Of note this is just from the first page of studies, of which there were very many

@jlam1950 yes loestrin was probably given this name to convey “low estrogen “
There are several forms of loestrin. Loestrin 1/20, loestrin 1.5/20 and loestrin 24 Fe.

Loestrin contains ethinyl estrodiol 10-30 mcg per pill depending on the type. 15 mcg of ethinyl estradiol is roughly equivalent to 1.5 mg of oral micronized estradiol in a young woman (as liver ages this equivalency changes). As an aside the average dose of oral estradiol for post menopausal women is 0.5-2 mg, This is a synthetic estrogen. it more potent (about 100 x more potent than natural estrogen), thus allowing a lower dose. They were manufactured for better absorption and stability, and are broken down less easily by the liver. This leads to differences in metabolism, receptor binding, and side effects. They have increased bioavailability which means more drug ends up in the bloodstream. Because they are broken down in the liver, as one ages and the liver’s ability to ‘detoxify’ or break down molecules decreases, the amount of synthetic estrodiol in the body increases.

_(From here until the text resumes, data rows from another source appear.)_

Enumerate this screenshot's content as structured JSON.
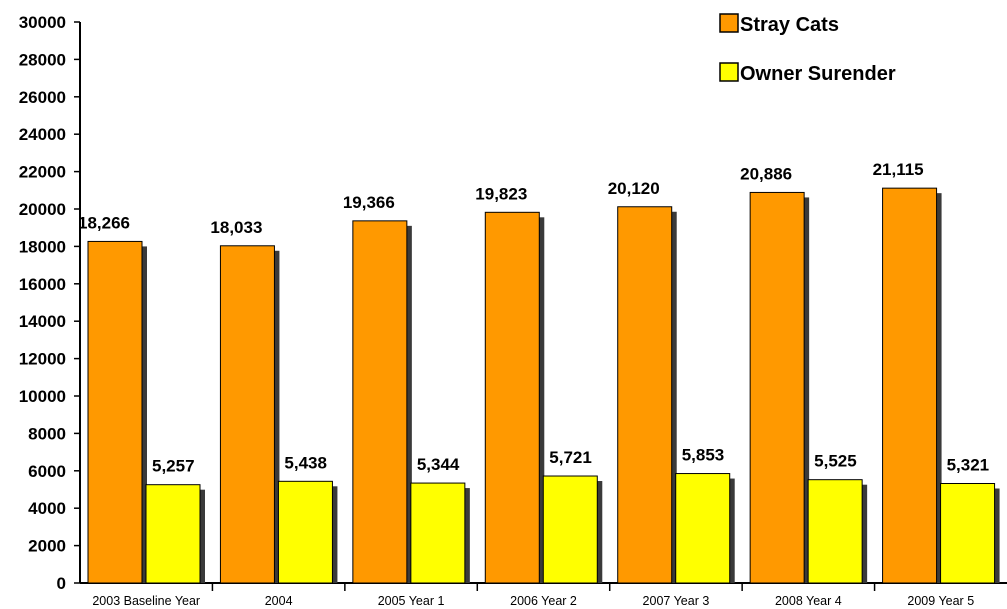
{
  "chart_data": {
    "type": "bar",
    "categories": [
      "2003 Baseline Year",
      "2004",
      "2005 Year 1",
      "2006 Year 2",
      "2007 Year 3",
      "2008 Year 4",
      "2009 Year 5"
    ],
    "series": [
      {
        "name": "Stray Cats",
        "color": "#ff9900",
        "values": [
          18266,
          18033,
          19366,
          19823,
          20120,
          20886,
          21115
        ],
        "labels": [
          "18,266",
          "18,033",
          "19,366",
          "19,823",
          "20,120",
          "20,886",
          "21,115"
        ]
      },
      {
        "name": "Owner Surender",
        "color": "#ffff00",
        "values": [
          5257,
          5438,
          5344,
          5721,
          5853,
          5525,
          5321
        ],
        "labels": [
          "5,257",
          "5,438",
          "5,344",
          "5,721",
          "5,853",
          "5,525",
          "5,321"
        ]
      }
    ],
    "yticks": [
      "0",
      "2000",
      "4000",
      "6000",
      "8000",
      "10000",
      "12000",
      "14000",
      "16000",
      "18000",
      "20000",
      "22000",
      "24000",
      "26000",
      "28000",
      "30000"
    ],
    "ylim": [
      0,
      30000
    ],
    "grid": false,
    "legend_position": "top-right"
  }
}
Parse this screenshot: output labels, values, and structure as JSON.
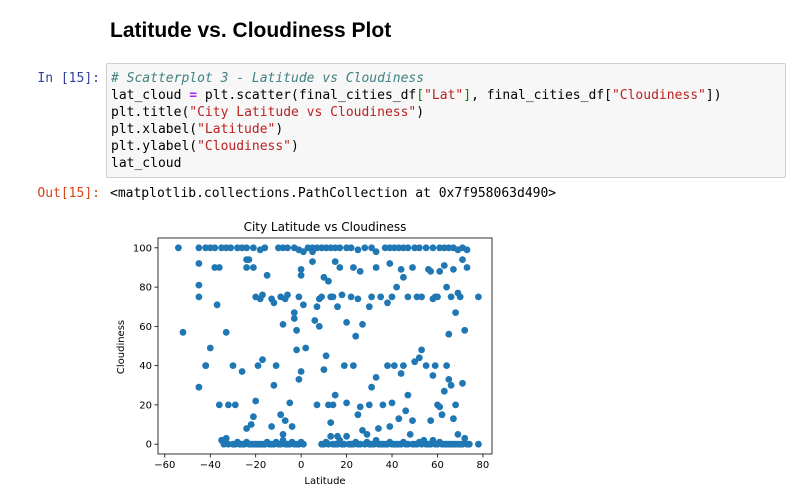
{
  "notebook": {
    "heading": "Latitude vs. Cloudiness Plot",
    "in_prompt": "In [15]:",
    "out_prompt": "Out[15]:",
    "code": {
      "line1_comment": "# Scatterplot 3 - Latitude vs Cloudiness",
      "line2": {
        "a": "lat_cloud ",
        "op": "=",
        "b": " plt.scatter(final_cities_df",
        "br1": "[",
        "s1": "\"Lat\"",
        "br2": "]",
        "c": ", final_cities_df[",
        "s2": "\"Cloudiness\"",
        "d": "])"
      },
      "line3": {
        "a": "plt.title(",
        "s": "\"City Latitude vs Cloudiness\"",
        "b": ")"
      },
      "line4": {
        "a": "plt.xlabel(",
        "s": "\"Latitude\"",
        "b": ")"
      },
      "line5": {
        "a": "plt.ylabel(",
        "s": "\"Cloudiness\"",
        "b": ")"
      },
      "line6": "lat_cloud"
    },
    "output": "<matplotlib.collections.PathCollection at 0x7f958063d490>"
  },
  "colors": {
    "marker": "#1f77b4",
    "in_prompt": "#303f9f",
    "out_prompt": "#d84315"
  },
  "chart_data": {
    "type": "scatter",
    "title": "City Latitude vs Cloudiness",
    "xlabel": "Latitude",
    "ylabel": "Cloudiness",
    "xlim": [
      -63,
      84
    ],
    "ylim": [
      -5,
      105
    ],
    "xticks": [
      -60,
      -40,
      -20,
      0,
      20,
      40,
      60,
      80
    ],
    "yticks": [
      0,
      20,
      40,
      60,
      80,
      100
    ],
    "xtick_labels": [
      "−60",
      "−40",
      "−20",
      "0",
      "20",
      "40",
      "60",
      "80"
    ],
    "ytick_labels": [
      "0",
      "20",
      "40",
      "60",
      "80",
      "100"
    ],
    "grid": false,
    "points": [
      [
        -54,
        100
      ],
      [
        -45,
        100
      ],
      [
        -42,
        100
      ],
      [
        -40,
        100
      ],
      [
        -38,
        100
      ],
      [
        -35,
        100
      ],
      [
        -33,
        100
      ],
      [
        -31,
        100
      ],
      [
        -28,
        100
      ],
      [
        -26,
        100
      ],
      [
        -24,
        100
      ],
      [
        -21,
        100
      ],
      [
        -18,
        99
      ],
      [
        -16,
        100
      ],
      [
        -10,
        100
      ],
      [
        -8,
        100
      ],
      [
        -6,
        100
      ],
      [
        -3,
        100
      ],
      [
        -1,
        99
      ],
      [
        1,
        98
      ],
      [
        3,
        100
      ],
      [
        5,
        100
      ],
      [
        7,
        100
      ],
      [
        9,
        100
      ],
      [
        11,
        100
      ],
      [
        13,
        100
      ],
      [
        15,
        100
      ],
      [
        17,
        100
      ],
      [
        20,
        100
      ],
      [
        22,
        100
      ],
      [
        25,
        99
      ],
      [
        28,
        100
      ],
      [
        31,
        100
      ],
      [
        33,
        98
      ],
      [
        37,
        100
      ],
      [
        39,
        100
      ],
      [
        41,
        100
      ],
      [
        43,
        100
      ],
      [
        45,
        100
      ],
      [
        47,
        100
      ],
      [
        50,
        100
      ],
      [
        52,
        100
      ],
      [
        55,
        100
      ],
      [
        58,
        100
      ],
      [
        61,
        100
      ],
      [
        63,
        100
      ],
      [
        65,
        100
      ],
      [
        67,
        100
      ],
      [
        69,
        99
      ],
      [
        71,
        100
      ],
      [
        73,
        99
      ],
      [
        -52,
        57
      ],
      [
        -45,
        92
      ],
      [
        -45,
        81
      ],
      [
        -45,
        75
      ],
      [
        -42,
        40
      ],
      [
        -40,
        49
      ],
      [
        -38,
        90
      ],
      [
        -37,
        71
      ],
      [
        -36,
        90
      ],
      [
        -33,
        57
      ],
      [
        -24,
        94
      ],
      [
        -24,
        90
      ],
      [
        -23,
        94
      ],
      [
        -21,
        90
      ],
      [
        -20,
        75
      ],
      [
        -18,
        74
      ],
      [
        -17,
        76
      ],
      [
        -15,
        86
      ],
      [
        -13,
        74
      ],
      [
        -12,
        72
      ],
      [
        -9,
        75
      ],
      [
        -8,
        61
      ],
      [
        -7,
        74
      ],
      [
        -6,
        76
      ],
      [
        -3,
        67
      ],
      [
        -3,
        64
      ],
      [
        -2,
        58
      ],
      [
        -2,
        48
      ],
      [
        -1,
        75
      ],
      [
        0,
        86
      ],
      [
        0,
        89
      ],
      [
        1,
        71
      ],
      [
        2,
        49
      ],
      [
        5,
        98
      ],
      [
        5,
        93
      ],
      [
        6,
        63
      ],
      [
        7,
        70
      ],
      [
        8,
        74
      ],
      [
        8,
        60
      ],
      [
        9,
        75
      ],
      [
        10,
        85
      ],
      [
        12,
        83
      ],
      [
        13,
        75
      ],
      [
        14,
        75
      ],
      [
        15,
        93
      ],
      [
        16,
        70
      ],
      [
        17,
        90
      ],
      [
        18,
        76
      ],
      [
        20,
        62
      ],
      [
        22,
        75
      ],
      [
        23,
        90
      ],
      [
        24,
        55
      ],
      [
        25,
        74
      ],
      [
        26,
        88
      ],
      [
        27,
        61
      ],
      [
        30,
        70
      ],
      [
        31,
        75
      ],
      [
        33,
        90
      ],
      [
        35,
        75
      ],
      [
        38,
        72
      ],
      [
        39,
        92
      ],
      [
        40,
        75
      ],
      [
        42,
        80
      ],
      [
        44,
        89
      ],
      [
        45,
        85
      ],
      [
        47,
        75
      ],
      [
        49,
        90
      ],
      [
        51,
        75
      ],
      [
        53,
        75
      ],
      [
        56,
        89
      ],
      [
        57,
        88
      ],
      [
        58,
        74
      ],
      [
        59,
        75
      ],
      [
        60,
        75
      ],
      [
        61,
        88
      ],
      [
        63,
        91
      ],
      [
        64,
        80
      ],
      [
        65,
        56
      ],
      [
        66,
        75
      ],
      [
        67,
        89
      ],
      [
        68,
        67
      ],
      [
        69,
        77
      ],
      [
        70,
        75
      ],
      [
        71,
        94
      ],
      [
        72,
        58
      ],
      [
        73,
        90
      ],
      [
        78,
        75
      ],
      [
        -45,
        29
      ],
      [
        -42,
        40
      ],
      [
        -36,
        20
      ],
      [
        -34,
        1
      ],
      [
        -32,
        20
      ],
      [
        -30,
        40
      ],
      [
        -29,
        20
      ],
      [
        -27,
        0
      ],
      [
        -26,
        37
      ],
      [
        -24,
        8
      ],
      [
        -22,
        10
      ],
      [
        -21,
        14
      ],
      [
        -20,
        22
      ],
      [
        -19,
        40
      ],
      [
        -17,
        43
      ],
      [
        -16,
        0
      ],
      [
        -13,
        9
      ],
      [
        -12,
        30
      ],
      [
        -11,
        40
      ],
      [
        -9,
        15
      ],
      [
        -8,
        5
      ],
      [
        -7,
        12
      ],
      [
        -5,
        21
      ],
      [
        -4,
        9
      ],
      [
        -3,
        0
      ],
      [
        -1,
        33
      ],
      [
        0,
        37
      ],
      [
        7,
        20
      ],
      [
        9,
        0
      ],
      [
        10,
        38
      ],
      [
        11,
        45
      ],
      [
        12,
        20
      ],
      [
        13,
        11
      ],
      [
        14,
        20
      ],
      [
        15,
        25
      ],
      [
        16,
        4
      ],
      [
        18,
        0
      ],
      [
        19,
        40
      ],
      [
        20,
        21
      ],
      [
        22,
        0
      ],
      [
        23,
        40
      ],
      [
        25,
        15
      ],
      [
        26,
        19
      ],
      [
        27,
        7
      ],
      [
        29,
        5
      ],
      [
        30,
        20
      ],
      [
        31,
        29
      ],
      [
        33,
        34
      ],
      [
        34,
        8
      ],
      [
        36,
        20
      ],
      [
        37,
        0
      ],
      [
        38,
        40
      ],
      [
        39,
        9
      ],
      [
        40,
        21
      ],
      [
        41,
        40
      ],
      [
        43,
        13
      ],
      [
        44,
        36
      ],
      [
        45,
        40
      ],
      [
        46,
        17
      ],
      [
        47,
        25
      ],
      [
        48,
        5
      ],
      [
        49,
        12
      ],
      [
        50,
        42
      ],
      [
        52,
        44
      ],
      [
        53,
        48
      ],
      [
        54,
        2
      ],
      [
        55,
        40
      ],
      [
        57,
        12
      ],
      [
        58,
        35
      ],
      [
        59,
        40
      ],
      [
        60,
        20
      ],
      [
        61,
        19
      ],
      [
        62,
        15
      ],
      [
        63,
        27
      ],
      [
        64,
        40
      ],
      [
        65,
        33
      ],
      [
        66,
        30
      ],
      [
        67,
        13
      ],
      [
        68,
        20
      ],
      [
        69,
        5
      ],
      [
        70,
        0
      ],
      [
        71,
        31
      ],
      [
        72,
        3
      ],
      [
        74,
        0
      ],
      [
        78,
        0
      ],
      [
        -35,
        2
      ],
      [
        -34,
        0
      ],
      [
        -33,
        3
      ],
      [
        -32,
        0
      ],
      [
        -30,
        0
      ],
      [
        -29,
        0
      ],
      [
        -28,
        1
      ],
      [
        -27,
        0
      ],
      [
        -26,
        0
      ],
      [
        -25,
        0
      ],
      [
        -24,
        1
      ],
      [
        -23,
        0
      ],
      [
        -22,
        0
      ],
      [
        -21,
        0
      ],
      [
        -20,
        0
      ],
      [
        -19,
        0
      ],
      [
        -18,
        0
      ],
      [
        -17,
        0
      ],
      [
        -16,
        0
      ],
      [
        -15,
        1
      ],
      [
        -14,
        0
      ],
      [
        -13,
        0
      ],
      [
        -12,
        0
      ],
      [
        -11,
        1
      ],
      [
        -10,
        0
      ],
      [
        -9,
        0
      ],
      [
        -8,
        2
      ],
      [
        -7,
        0
      ],
      [
        -6,
        0
      ],
      [
        -5,
        0
      ],
      [
        -4,
        1
      ],
      [
        -2,
        0
      ],
      [
        -1,
        0
      ],
      [
        0,
        1
      ],
      [
        1,
        0
      ],
      [
        10,
        0
      ],
      [
        11,
        1
      ],
      [
        12,
        0
      ],
      [
        13,
        4
      ],
      [
        14,
        0
      ],
      [
        15,
        0
      ],
      [
        16,
        0
      ],
      [
        17,
        2
      ],
      [
        18,
        0
      ],
      [
        19,
        0
      ],
      [
        20,
        4
      ],
      [
        21,
        0
      ],
      [
        23,
        0
      ],
      [
        24,
        1
      ],
      [
        25,
        0
      ],
      [
        26,
        0
      ],
      [
        28,
        0
      ],
      [
        29,
        1
      ],
      [
        30,
        0
      ],
      [
        31,
        0
      ],
      [
        32,
        0
      ],
      [
        33,
        2
      ],
      [
        34,
        0
      ],
      [
        35,
        0
      ],
      [
        36,
        0
      ],
      [
        38,
        0
      ],
      [
        39,
        1
      ],
      [
        40,
        0
      ],
      [
        41,
        0
      ],
      [
        42,
        0
      ],
      [
        43,
        0
      ],
      [
        44,
        0
      ],
      [
        45,
        1
      ],
      [
        46,
        0
      ],
      [
        47,
        0
      ],
      [
        49,
        0
      ],
      [
        50,
        0
      ],
      [
        51,
        0
      ],
      [
        52,
        1
      ],
      [
        53,
        0
      ],
      [
        55,
        0
      ],
      [
        56,
        0
      ],
      [
        57,
        0
      ],
      [
        58,
        2
      ],
      [
        59,
        0
      ],
      [
        60,
        0
      ],
      [
        61,
        1
      ],
      [
        62,
        0
      ],
      [
        63,
        0
      ],
      [
        64,
        0
      ],
      [
        65,
        0
      ],
      [
        66,
        0
      ],
      [
        67,
        0
      ],
      [
        68,
        0
      ],
      [
        69,
        0
      ],
      [
        71,
        0
      ],
      [
        73,
        0
      ]
    ]
  }
}
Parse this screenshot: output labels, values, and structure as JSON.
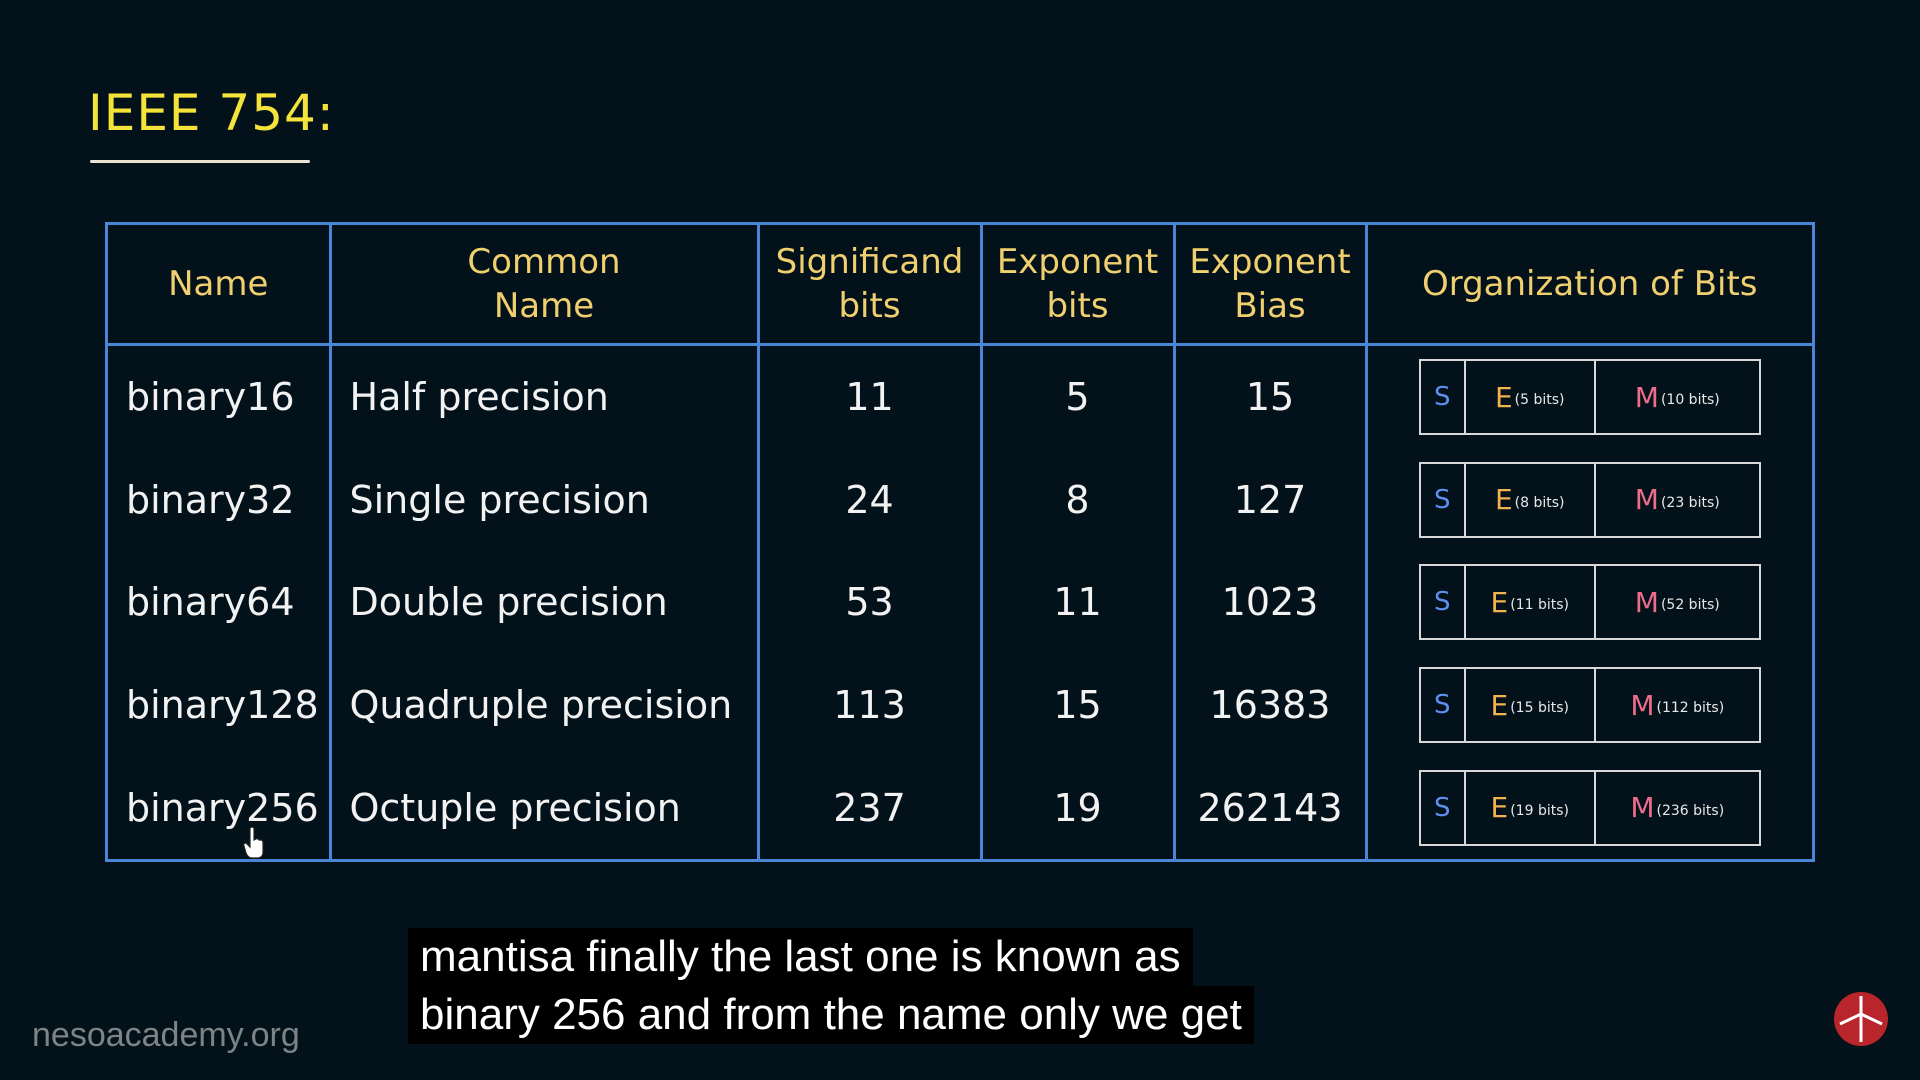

Also, synthetic estrogens elevate hepatic (liver) protein synthesis more, leading to more blood clot, stroke and cholesterol risk, especially when taken orally. Btw, The lowest risk for clots, stroke (thrombotic) risk is with transdermal (skin patch) natural estrogen. Transdermal natural estradiol can be given at doses of 25- 100 mcg per day because it bypasses the first pass effect (the metabolism and inactivation of orally administered drugs, food too, in the GI tract, mostly liver, before they reach the general blood circulation, reducing bioavailability- meaning only a fraction of pill becomes active in the bloodstream) with direct bloodstream delivery. I probably could write this more succinctly. If questions, I am happy to try to better explain.

Synthetic estrogen was also has increased receptor activation which also makes them stronger than natural estrogen. They bind up to 2x better (affinity) than natural estradiol.